Last week, I once again found myself at an HDI conference. This time, it was HDI 2013 in Las Vegas. As usual, I was excited to be among the best and brightest practitioners and thinkers in the IT industry, including Apple co-founder Steve Wozniak who was a keynote speaker.
While there, I verified that security isn’t the biggest issue with ongoing pubic cloud operations. Portability and interoperability top the lists of those who’ve “been there, done that” with cloud computing.
Let me be clear. Security, including compliance and privacy concerns, is the number one issue for determining if you should move that application or service to the cloud in the first place. So, once the risk-reward decision is made, security becomes “table stakes” and is no longer the main impediment to success. Simply put, if you’re worried about security and can’t seem to solve it, the data or application probably doesn’t belong in a public cloud.

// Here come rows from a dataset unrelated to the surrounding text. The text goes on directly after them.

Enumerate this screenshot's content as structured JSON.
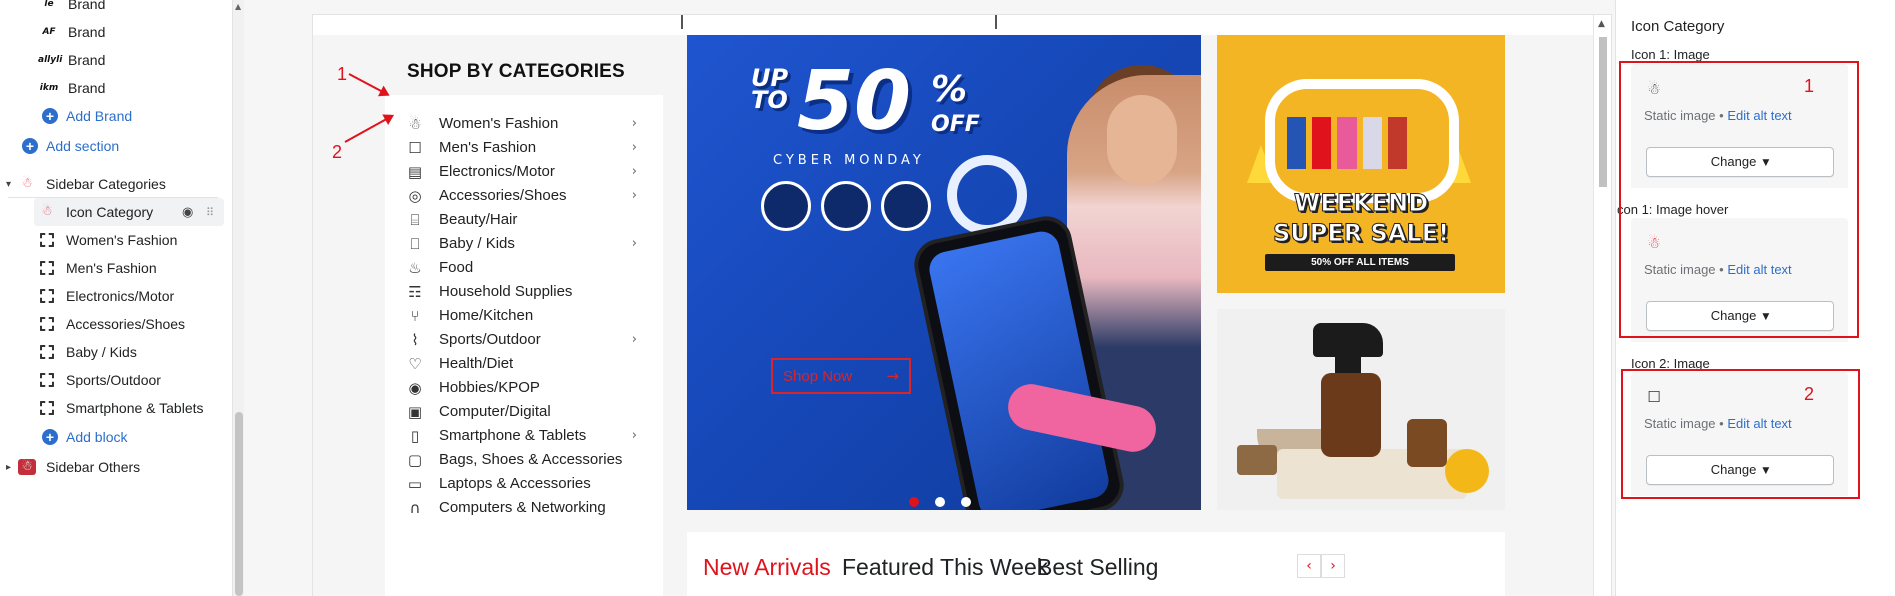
{
  "left_panel": {
    "brand_items": [
      "Brand",
      "Brand",
      "Brand",
      "Brand"
    ],
    "brand_icons": [
      "le",
      "AF",
      "allyli",
      "ikm"
    ],
    "add_brand": "Add Brand",
    "add_section": "Add section",
    "sidebar_categories": "Sidebar Categories",
    "icon_category": "Icon Category",
    "blocks": [
      "Women's Fashion",
      "Men's Fashion",
      "Electronics/Motor",
      "Accessories/Shoes",
      "Baby / Kids",
      "Sports/Outdoor",
      "Smartphone & Tablets"
    ],
    "add_block": "Add block",
    "sidebar_others": "Sidebar Others"
  },
  "preview": {
    "shop_by_categories": "SHOP BY CATEGORIES",
    "categories": [
      {
        "label": "Women's Fashion",
        "icon": "dress-icon",
        "glyph": "☃",
        "chevron": true
      },
      {
        "label": "Men's Fashion",
        "icon": "shirt-icon",
        "glyph": "☐",
        "chevron": true
      },
      {
        "label": "Electronics/Motor",
        "icon": "appliance-icon",
        "glyph": "▤",
        "chevron": true
      },
      {
        "label": "Accessories/Shoes",
        "icon": "ring-icon",
        "glyph": "◎",
        "chevron": true
      },
      {
        "label": "Beauty/Hair",
        "icon": "lipstick-icon",
        "glyph": "⌸",
        "chevron": false
      },
      {
        "label": "Baby / Kids",
        "icon": "bottle-icon",
        "glyph": "⎕",
        "chevron": true
      },
      {
        "label": "Food",
        "icon": "bowl-icon",
        "glyph": "♨",
        "chevron": false
      },
      {
        "label": "Household Supplies",
        "icon": "broom-icon",
        "glyph": "☶",
        "chevron": false
      },
      {
        "label": "Home/Kitchen",
        "icon": "utensils-icon",
        "glyph": "⑂",
        "chevron": false
      },
      {
        "label": "Sports/Outdoor",
        "icon": "shoe-icon",
        "glyph": "⌇",
        "chevron": true
      },
      {
        "label": "Health/Diet",
        "icon": "heart-pulse-icon",
        "glyph": "♡",
        "chevron": false
      },
      {
        "label": "Hobbies/KPOP",
        "icon": "disc-icon",
        "glyph": "◉",
        "chevron": false
      },
      {
        "label": "Computer/Digital",
        "icon": "camera-icon",
        "glyph": "▣",
        "chevron": false
      },
      {
        "label": "Smartphone & Tablets",
        "icon": "phone-icon",
        "glyph": "▯",
        "chevron": true
      },
      {
        "label": "Bags, Shoes & Accessories",
        "icon": "bag-icon",
        "glyph": "▢",
        "chevron": false
      },
      {
        "label": "Laptops & Accessories",
        "icon": "laptop-icon",
        "glyph": "▭",
        "chevron": false
      },
      {
        "label": "Computers & Networking",
        "icon": "headset-icon",
        "glyph": "∩",
        "chevron": false
      }
    ],
    "hero": {
      "up_to": "UP TO",
      "big": "50",
      "pct": "%",
      "off": "OFF",
      "cyber": "CYBER MONDAY",
      "shop_now": "Shop Now",
      "arrow": "→"
    },
    "banner1": {
      "line1": "WEEKEND",
      "line2": "SUPER SALE!",
      "pill": "50% OFF ALL ITEMS"
    },
    "tabs": [
      "New Arrivals",
      "Featured This Week",
      "Best Selling"
    ],
    "prev": "‹",
    "next": "›",
    "annotations": {
      "one": "1",
      "two": "2"
    },
    "colors": {
      "accent": "#e0121c",
      "hero": "#1f55d0",
      "banner1": "#f4b524"
    }
  },
  "right_panel": {
    "title": "Icon Category",
    "icon1_image_label": "Icon 1: Image",
    "icon1_hover_label": "con 1: Image hover",
    "icon2_image_label": "Icon 2: Image",
    "static_image": "Static image",
    "bullet": "•",
    "edit_alt": "Edit alt text",
    "change": "Change",
    "markers": {
      "one": "1",
      "two": "2"
    }
  }
}
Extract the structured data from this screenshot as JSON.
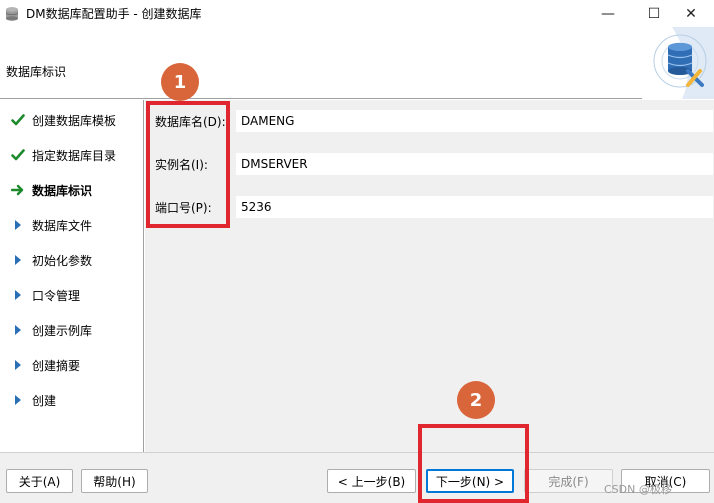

Assuming that risks are reasonable from a security point of view, your biggest issues will probably be portability and interoperability over the mid to long term. Portability means being able to move workloads, data, and configurations to another provider.
Obvious portability issues arise when the provider changes its policies or prices or goes out of business. If you have lots of data or generate lots of transactions, how can you get that data out?
Providers have little incentive to help you leave their service. Your provider isn’t going to burn you a DVD, and all your data probably won’t fit on one anyway. How long will it take to download or FTP your data — especially when it continues to grow all the time? You need to plan for portability well in advance of your cloud migration.
Interoperability means sharing data or management between cloud providers, integrating multiple cloud offerings or integrating cloud services with legacy apps, ops, and data centers. Interoperability is especially an issue when business units go around IT.
Here’s an example: sales and HR opt to go around IT due to cost and time to deliver. Perhaps they each set up SaaS services without consulting each other or IT. Months later, they want to integrate databases from their services with data from the enterprise data center, but the two services aren’t compatible with each other or the data warehouse. They go to IT and ask for a fix, and there isn’t one that makes sense. Then one or the other decides to change providers… and now we’re back to the portability issue.
Portability and interoperability combine to create a vicious circle. So security is the gating factor in deciding to move to the cloud or not, nothing to minimize. Once you’ve made the decision to go cloud, you need to understand and mitigate the portability and interoperability issues you will face before you actually move to the cloud.
Since most business people won’t think about this issue, you’ve got to help them make good decisions up front. The job of IT is shifting from “installer and maintainer of systems” to “broker and communicator.” Add value by helping those considering cloud services make the best choices.